The study of animal bones from pre- and post-Crusader deposits can tell us about the different ranges of animal species that were exploited, and also the different ways in which these animals were used and processed. This second aspect, how animals were processed, is sometimes overlooked. Today, people tend to be removed from the process of animal butchery and preparation. Yet our attitudes towards animals and the ways in which the carcasses are treated provide significant insights into food culture and trade specialisation, and can be directly linked to changing tool use, craft specialisation, and ideologies.

There is further complexity involved in looking at castles and comparing them to smaller strongholds and domestic settlements, as there could be subtle differences in exploitation strategies associated with the different numbers of people and functions of the sites. Analysis so far suggests differences between the relative importance of wild and domestic species depending on the location of the sites, with some relying on hunting, trapping, and fishing more than others.

Animals were not only used for food. Skeletons of horses have been recovered from a number of excavations, most notably at Malbork where the spines of the horses show evidence of having carried heavy loads.

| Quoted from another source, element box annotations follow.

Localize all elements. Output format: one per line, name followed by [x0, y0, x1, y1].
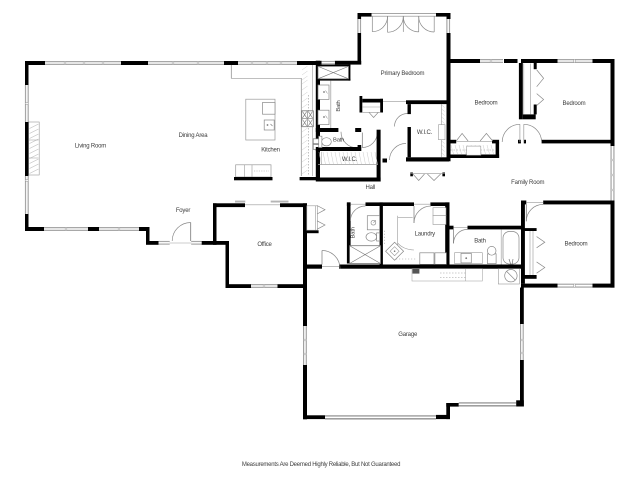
svg-text:Bath: Bath — [333, 137, 344, 143]
svg-text:Living Room: Living Room — [75, 144, 106, 150]
svg-text:Hall: Hall — [366, 185, 376, 191]
svg-text:Garage: Garage — [398, 332, 418, 338]
svg-text:Bedroom: Bedroom — [563, 101, 586, 107]
svg-text:Bath: Bath — [474, 238, 486, 244]
svg-text:Bedroom: Bedroom — [475, 101, 498, 107]
svg-text:Office: Office — [257, 242, 272, 248]
svg-text:W.I.C.: W.I.C. — [342, 157, 358, 163]
svg-text:Bedroom: Bedroom — [565, 241, 588, 247]
svg-text:Measurements Are Deemed Highly: Measurements Are Deemed Highly Reliable,… — [242, 462, 400, 468]
svg-text:Foyer: Foyer — [176, 208, 191, 214]
svg-text:Bath: Bath — [336, 100, 342, 111]
svg-text:Family Room: Family Room — [511, 180, 544, 186]
svg-text:Bath: Bath — [351, 227, 357, 238]
svg-text:Kitchen: Kitchen — [261, 147, 280, 153]
svg-text:Laundry: Laundry — [415, 231, 435, 237]
svg-text:Primary Bedroom: Primary Bedroom — [381, 71, 425, 77]
svg-text:W.I.C.: W.I.C. — [417, 130, 433, 136]
svg-text:Dining Area: Dining Area — [179, 133, 209, 139]
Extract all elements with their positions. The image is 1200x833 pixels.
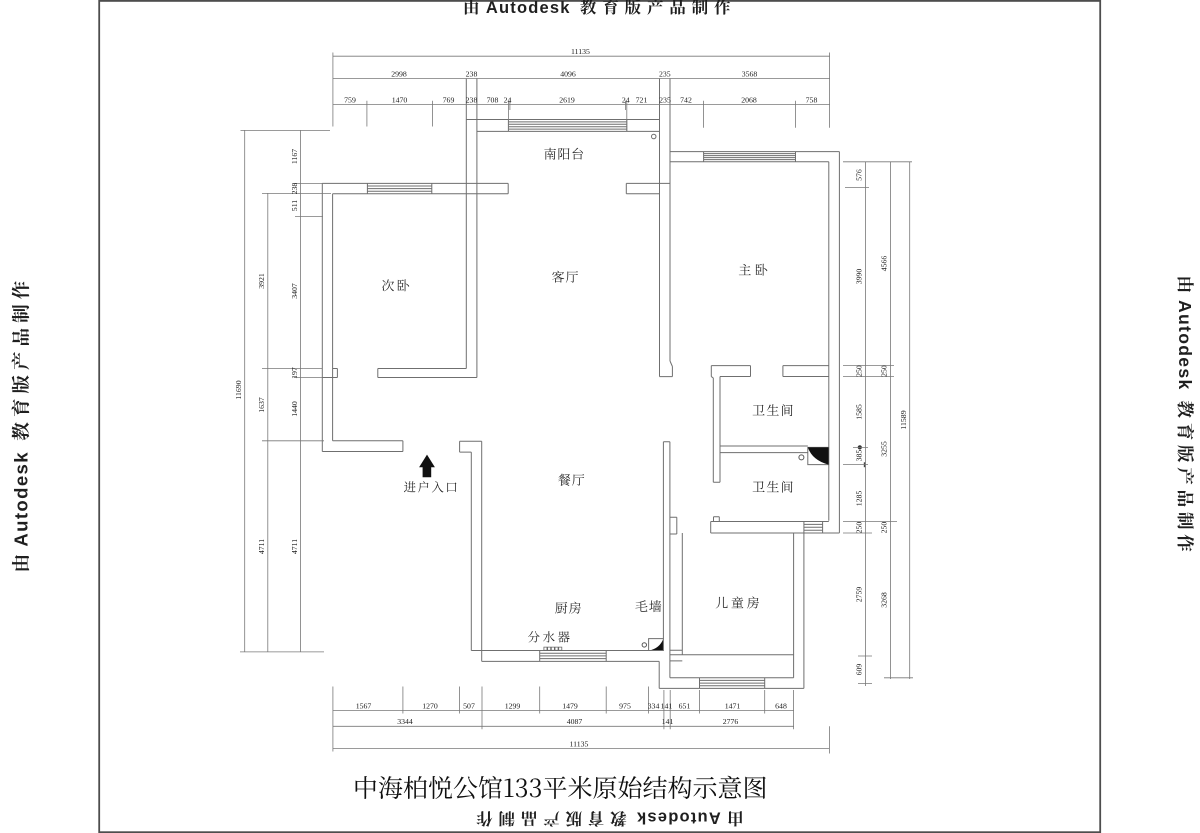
svg-text:11135: 11135 bbox=[571, 47, 590, 56]
svg-text:197: 197 bbox=[290, 367, 299, 379]
svg-text:3344: 3344 bbox=[397, 717, 413, 726]
svg-text:3255: 3255 bbox=[880, 441, 889, 457]
svg-text:235: 235 bbox=[659, 95, 671, 104]
svg-text:4711: 4711 bbox=[257, 539, 266, 554]
svg-text:1299: 1299 bbox=[505, 701, 521, 710]
svg-text:708: 708 bbox=[487, 95, 499, 104]
svg-text:2759: 2759 bbox=[855, 587, 864, 603]
svg-text:648: 648 bbox=[775, 701, 787, 710]
svg-text:1285: 1285 bbox=[855, 491, 864, 507]
svg-text:250: 250 bbox=[855, 522, 864, 534]
svg-text:1167: 1167 bbox=[290, 149, 299, 164]
svg-text:759: 759 bbox=[344, 95, 356, 104]
svg-text:1471: 1471 bbox=[725, 701, 741, 710]
svg-text:1585: 1585 bbox=[855, 404, 864, 420]
svg-text:721: 721 bbox=[636, 95, 648, 104]
svg-text:24: 24 bbox=[504, 95, 512, 104]
svg-text:511: 511 bbox=[290, 200, 299, 212]
svg-text:11135: 11135 bbox=[570, 739, 589, 748]
svg-text:4711: 4711 bbox=[290, 539, 299, 554]
svg-text:1470: 1470 bbox=[392, 95, 408, 104]
svg-text:3568: 3568 bbox=[742, 69, 758, 78]
svg-text:507: 507 bbox=[463, 701, 475, 710]
svg-text:Autodesk: Autodesk bbox=[486, 0, 571, 17]
svg-text:3268: 3268 bbox=[880, 592, 889, 608]
svg-text:235: 235 bbox=[659, 69, 671, 78]
svg-text:1479: 1479 bbox=[562, 701, 578, 710]
svg-text:742: 742 bbox=[680, 95, 692, 104]
svg-text:758: 758 bbox=[806, 95, 818, 104]
svg-text:250: 250 bbox=[880, 365, 889, 377]
svg-text:1440: 1440 bbox=[290, 401, 299, 417]
svg-text:1567: 1567 bbox=[356, 701, 372, 710]
svg-text:238: 238 bbox=[290, 183, 299, 195]
svg-text:3407: 3407 bbox=[290, 283, 299, 299]
svg-text:238: 238 bbox=[466, 69, 478, 78]
svg-text:769: 769 bbox=[443, 95, 455, 104]
svg-text:609: 609 bbox=[855, 664, 864, 676]
svg-text:4566: 4566 bbox=[880, 256, 889, 272]
svg-text:250: 250 bbox=[855, 365, 864, 377]
svg-text:Autodesk: Autodesk bbox=[636, 809, 721, 827]
svg-text:238: 238 bbox=[466, 95, 478, 104]
svg-text:2776: 2776 bbox=[723, 717, 739, 726]
svg-text:141: 141 bbox=[661, 701, 673, 710]
svg-text:334: 334 bbox=[648, 701, 660, 710]
svg-text:Autodesk: Autodesk bbox=[11, 451, 32, 547]
svg-text:4087: 4087 bbox=[567, 717, 583, 726]
svg-text:651: 651 bbox=[679, 701, 691, 710]
svg-text:11690: 11690 bbox=[234, 380, 243, 399]
svg-text:250: 250 bbox=[880, 522, 889, 534]
svg-text:385: 385 bbox=[855, 450, 864, 462]
svg-text:975: 975 bbox=[619, 701, 631, 710]
svg-text:141: 141 bbox=[662, 717, 674, 726]
svg-text:4096: 4096 bbox=[560, 69, 576, 78]
svg-text:11589: 11589 bbox=[899, 410, 908, 429]
svg-text:2998: 2998 bbox=[391, 69, 407, 78]
svg-text:2068: 2068 bbox=[741, 95, 757, 104]
svg-text:24: 24 bbox=[622, 95, 630, 104]
svg-text:Autodesk: Autodesk bbox=[1175, 300, 1195, 391]
svg-text:1270: 1270 bbox=[422, 701, 438, 710]
svg-text:3990: 3990 bbox=[855, 269, 864, 285]
svg-text:576: 576 bbox=[855, 169, 864, 181]
svg-text:1637: 1637 bbox=[257, 397, 266, 413]
svg-text:2619: 2619 bbox=[559, 95, 575, 104]
svg-text:3921: 3921 bbox=[257, 273, 266, 289]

This clearly indicates that these were military animals, carrying the great weight of a rider in full armour. Last summer at Cēsis, the nicknamed ‘horse trench’ was found to contain six individual horses dated to the Livonian War in the 1570s, most of which appear to have been dumped in an abandoned building that later collapsed, burying them in the debris.

As these are military strongholds, it is perhaps unsurprising that we would find horse remains. However, while fragments of horse bone are encountered regularly at castles, the finding of whole horses is unusual in Medieval contexts.

The horse was a significant beast even before the Crusades. Indeed, it was an extremely important cult animal in pre-Christian Prussia, Livonia, and Lithuania, with diverse evidence of horse sacrifice from the 1st century AD through to the Crusading period.